IU: 是的,还有常规。因为打字的时候向前走又向后退,就好比是一个钟表,前前后后。你是在观看一个机械式的运作方式,这在我的作品中经常出现。这就好像是西西弗神的徒劳,不断地上山又下山,前进再后退,做了什么,然后再抵消掉。这个现象在自然中也是很有趣的呈现,比如大海平静的波浪来回波动,一波一浪,好似冥想一样。这些不见得是消极的,不过是常规罢了。我们的世界就是被构建成一个有周期性规律的运动。

HJ: 我们能看到或者感受到你作品中流逝的时间,所以你真的认为时间是可视的或是可触摸的吗?

IU: 当然。我觉得我们都会这么认为。就比如在等待下班的时候你会看钟表或是其他的什么在动的东西,当你盯着时间看的时候周遭有太多正在发生的运动。尤其在你处于冥想状态或感受自己的肚皮起伏的时候,时间就像一种你正在观察、感觉和进入的节奏。所以我觉得会有很多种方式去观察时间的各种形式,有意识或无意识的,我们都会有很多机会去感知时间的流动。

HJ: 你的作品带着批判的目光去看待当代社会日常生活中那些机械的活动和千篇一律的行为,如法兰克福学派所声称的那样;或者更复杂,正如你在以前的访谈里提到的,实际上存在一个“互为恋物”的情况:“艺术家使用办公室里的霓虹灯和档案作为创作媒介;而办公室里的人最喜欢极简主义艺术风格的装饰品”。

IU: 对,那是Guillaume Déuillau 的想法。

HJ: 是的,我读到过。

IU: 对,在我没读之前我也没有意识到。但他这个说法对我来说很成立:六七十年代的艺术家开始运用办公室的工具如打字机、文件夹、电话、霓虹灯等去创作那些基于信息化生活或与非物质化概念相关的作品,甚至制作的方式都更像是在办公而不是艺术创作。Dé至制作的方式说,在那个时期,所有的办公用品都是统一补给的,就好像更重要的是提供服务而不是办公用品本身。无论是工业或艺术领域都开始了“去物质化”运动。办公室也因此变得更简洁、总是被漆成白色、米色和灰色,这些麻木的颜色就像极其单一的极简主义装饰品,都是抽象的,没有景观,好像只有这样人们才能放空他们的脑袋来产生新的想法。
这不是我的想法但我认同。这就是为什么我并不是很喜欢六七十年代的风格,但这些元素却在我的作品中自然地反映。我不觉得会比其他任何人做得好,所以我会尝试把任何事情都做得非常系统化,哪怕是填充颜色。因此自然而然的,我的作品就会有种六七十年代的极简主义风格。

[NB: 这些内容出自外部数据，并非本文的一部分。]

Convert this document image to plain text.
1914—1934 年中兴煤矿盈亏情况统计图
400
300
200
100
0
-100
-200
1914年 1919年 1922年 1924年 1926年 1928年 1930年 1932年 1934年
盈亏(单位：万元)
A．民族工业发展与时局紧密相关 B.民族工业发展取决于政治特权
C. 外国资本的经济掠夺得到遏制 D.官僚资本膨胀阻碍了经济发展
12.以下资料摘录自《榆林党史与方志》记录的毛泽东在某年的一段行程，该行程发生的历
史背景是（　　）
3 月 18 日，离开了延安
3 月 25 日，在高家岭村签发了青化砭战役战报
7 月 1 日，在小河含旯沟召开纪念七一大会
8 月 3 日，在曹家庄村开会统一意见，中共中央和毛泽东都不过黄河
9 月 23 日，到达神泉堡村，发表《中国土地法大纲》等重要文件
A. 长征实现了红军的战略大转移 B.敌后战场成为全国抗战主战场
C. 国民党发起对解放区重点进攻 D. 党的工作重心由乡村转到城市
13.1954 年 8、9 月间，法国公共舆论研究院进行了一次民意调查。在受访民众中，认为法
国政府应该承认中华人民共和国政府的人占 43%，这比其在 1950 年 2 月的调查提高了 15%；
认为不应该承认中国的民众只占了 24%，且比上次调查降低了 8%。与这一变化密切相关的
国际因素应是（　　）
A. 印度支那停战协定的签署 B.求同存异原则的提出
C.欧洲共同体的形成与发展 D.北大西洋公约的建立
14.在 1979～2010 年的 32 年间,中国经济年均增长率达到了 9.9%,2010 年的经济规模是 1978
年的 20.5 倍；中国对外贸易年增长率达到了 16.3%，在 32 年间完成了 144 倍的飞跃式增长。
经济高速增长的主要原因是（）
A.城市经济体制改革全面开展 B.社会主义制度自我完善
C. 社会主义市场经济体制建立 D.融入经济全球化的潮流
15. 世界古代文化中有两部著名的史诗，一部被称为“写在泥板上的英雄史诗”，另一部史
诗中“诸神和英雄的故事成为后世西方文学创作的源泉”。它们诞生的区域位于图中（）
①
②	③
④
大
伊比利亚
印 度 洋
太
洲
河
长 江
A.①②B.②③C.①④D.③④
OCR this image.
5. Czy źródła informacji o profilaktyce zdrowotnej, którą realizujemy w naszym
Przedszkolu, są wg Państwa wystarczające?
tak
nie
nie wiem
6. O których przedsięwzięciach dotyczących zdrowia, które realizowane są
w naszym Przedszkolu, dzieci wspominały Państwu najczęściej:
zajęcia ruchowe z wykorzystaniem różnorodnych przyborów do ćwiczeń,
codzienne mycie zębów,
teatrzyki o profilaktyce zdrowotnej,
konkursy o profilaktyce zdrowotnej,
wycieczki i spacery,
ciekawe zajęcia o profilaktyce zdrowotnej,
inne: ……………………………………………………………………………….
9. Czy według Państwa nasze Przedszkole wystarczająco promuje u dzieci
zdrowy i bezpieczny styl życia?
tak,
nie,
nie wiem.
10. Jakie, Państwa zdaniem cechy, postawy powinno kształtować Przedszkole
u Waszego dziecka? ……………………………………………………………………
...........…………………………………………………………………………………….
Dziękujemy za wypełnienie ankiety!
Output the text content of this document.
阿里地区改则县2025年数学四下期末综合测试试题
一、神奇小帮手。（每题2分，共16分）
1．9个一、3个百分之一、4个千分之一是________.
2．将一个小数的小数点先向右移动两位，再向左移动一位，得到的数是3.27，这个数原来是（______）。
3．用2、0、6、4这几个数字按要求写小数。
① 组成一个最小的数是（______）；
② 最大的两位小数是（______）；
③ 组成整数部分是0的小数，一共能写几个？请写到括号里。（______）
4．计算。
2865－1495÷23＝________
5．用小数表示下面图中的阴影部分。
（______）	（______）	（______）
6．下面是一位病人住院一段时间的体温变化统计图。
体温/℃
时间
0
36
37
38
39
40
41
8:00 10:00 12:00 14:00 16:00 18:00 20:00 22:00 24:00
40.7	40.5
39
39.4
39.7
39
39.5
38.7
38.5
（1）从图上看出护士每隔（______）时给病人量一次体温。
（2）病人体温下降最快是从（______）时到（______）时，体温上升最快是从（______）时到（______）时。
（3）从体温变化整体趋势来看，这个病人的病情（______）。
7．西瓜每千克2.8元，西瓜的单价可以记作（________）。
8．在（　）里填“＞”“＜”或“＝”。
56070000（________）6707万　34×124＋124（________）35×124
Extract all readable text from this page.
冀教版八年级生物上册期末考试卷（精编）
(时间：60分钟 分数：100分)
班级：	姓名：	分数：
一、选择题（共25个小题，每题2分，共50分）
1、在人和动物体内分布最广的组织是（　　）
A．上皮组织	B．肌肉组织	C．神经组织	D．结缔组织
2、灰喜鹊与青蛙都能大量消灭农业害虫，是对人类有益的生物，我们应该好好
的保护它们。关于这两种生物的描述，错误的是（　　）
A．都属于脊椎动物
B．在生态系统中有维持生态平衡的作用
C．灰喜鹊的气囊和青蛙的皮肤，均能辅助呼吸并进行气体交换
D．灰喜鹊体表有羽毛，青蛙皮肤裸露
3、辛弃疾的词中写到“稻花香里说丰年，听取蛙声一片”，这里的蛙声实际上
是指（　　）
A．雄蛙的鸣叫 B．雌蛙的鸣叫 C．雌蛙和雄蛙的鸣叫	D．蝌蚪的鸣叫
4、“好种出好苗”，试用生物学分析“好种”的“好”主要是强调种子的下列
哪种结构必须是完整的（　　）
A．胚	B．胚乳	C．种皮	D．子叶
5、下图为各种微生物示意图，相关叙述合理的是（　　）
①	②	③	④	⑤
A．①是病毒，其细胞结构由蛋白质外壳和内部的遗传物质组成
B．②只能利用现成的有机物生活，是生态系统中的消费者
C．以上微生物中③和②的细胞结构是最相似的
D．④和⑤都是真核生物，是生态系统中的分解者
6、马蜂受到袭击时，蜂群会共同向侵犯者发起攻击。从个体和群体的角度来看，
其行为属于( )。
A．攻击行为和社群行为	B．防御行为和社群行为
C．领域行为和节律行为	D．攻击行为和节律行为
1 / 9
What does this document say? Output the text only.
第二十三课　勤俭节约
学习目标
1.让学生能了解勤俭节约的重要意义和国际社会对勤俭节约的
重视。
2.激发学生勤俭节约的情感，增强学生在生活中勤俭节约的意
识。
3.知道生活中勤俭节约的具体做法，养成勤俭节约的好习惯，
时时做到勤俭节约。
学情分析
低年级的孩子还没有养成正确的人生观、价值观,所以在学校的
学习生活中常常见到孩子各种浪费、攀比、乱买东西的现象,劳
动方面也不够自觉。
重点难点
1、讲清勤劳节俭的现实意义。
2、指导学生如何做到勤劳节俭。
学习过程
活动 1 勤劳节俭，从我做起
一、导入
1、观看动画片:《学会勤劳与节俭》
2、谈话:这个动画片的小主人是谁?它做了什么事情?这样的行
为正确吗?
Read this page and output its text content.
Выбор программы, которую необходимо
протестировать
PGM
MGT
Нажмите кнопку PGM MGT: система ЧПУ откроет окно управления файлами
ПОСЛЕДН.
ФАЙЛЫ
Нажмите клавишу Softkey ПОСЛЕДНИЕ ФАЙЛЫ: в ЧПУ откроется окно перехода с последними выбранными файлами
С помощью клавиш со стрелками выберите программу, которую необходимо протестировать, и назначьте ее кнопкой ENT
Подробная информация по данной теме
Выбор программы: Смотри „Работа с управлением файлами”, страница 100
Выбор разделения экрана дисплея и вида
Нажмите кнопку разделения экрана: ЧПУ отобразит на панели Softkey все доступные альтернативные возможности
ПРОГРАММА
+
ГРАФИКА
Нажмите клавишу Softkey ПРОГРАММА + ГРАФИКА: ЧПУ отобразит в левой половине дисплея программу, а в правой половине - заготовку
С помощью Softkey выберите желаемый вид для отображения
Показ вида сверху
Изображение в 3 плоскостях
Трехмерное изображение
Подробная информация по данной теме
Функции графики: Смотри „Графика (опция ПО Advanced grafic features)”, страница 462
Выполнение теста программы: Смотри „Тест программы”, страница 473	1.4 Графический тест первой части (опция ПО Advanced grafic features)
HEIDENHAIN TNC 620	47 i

HJ: 我们可以来谈谈这种涂涂写写的创作方式,这在你的作品里是很关键的。对我来说,随意的“涂写”本身就是非常具有精神分析性的动作,与身体有直接的关联。从某种层面上来说,这种自然的动作就好像是“意识流”的流淌,就像在文学创作中,“意识流”是一种叙述手段,而这种涂写好像是另一种导出创作能量的方式。

IU: 涂写是一种非常自由的潜意识表达,但是我会把它们有条理地规划。什么是涂写?有时候是螺旋的,有时候是直线,有时候只是手腕的自然运动。我把上诉提到的这些用一个规则重新进行梳理,把这种带有精神分析潜意识的行为用严格的规律来管理它们。所以再一次地,把自然的东西变成一种规律。好似工作本身,在以一种非常残忍的方式进行着。这些涂写式的小动作本来是为了工作中小小的解脱,好像水泥地里长出的小花朵,但是我把它们扼杀在填满一个大方块的过程中。通常我会运用规则控制它们,所以到最后一点自由的感受都没有。因为工作量太大,这个过程几乎是带有施虐/受虐性质的。我变得很残忍。

HJ: 也很有强迫症特征。

IU: 是的,就像工作。比如扫大街和在工厂流水线上工作。

HJ: 那你觉得艺术给你带来了自我治愈的功效吗?或者说这种普通的、重复性的动作会带来疗愈的功效吗?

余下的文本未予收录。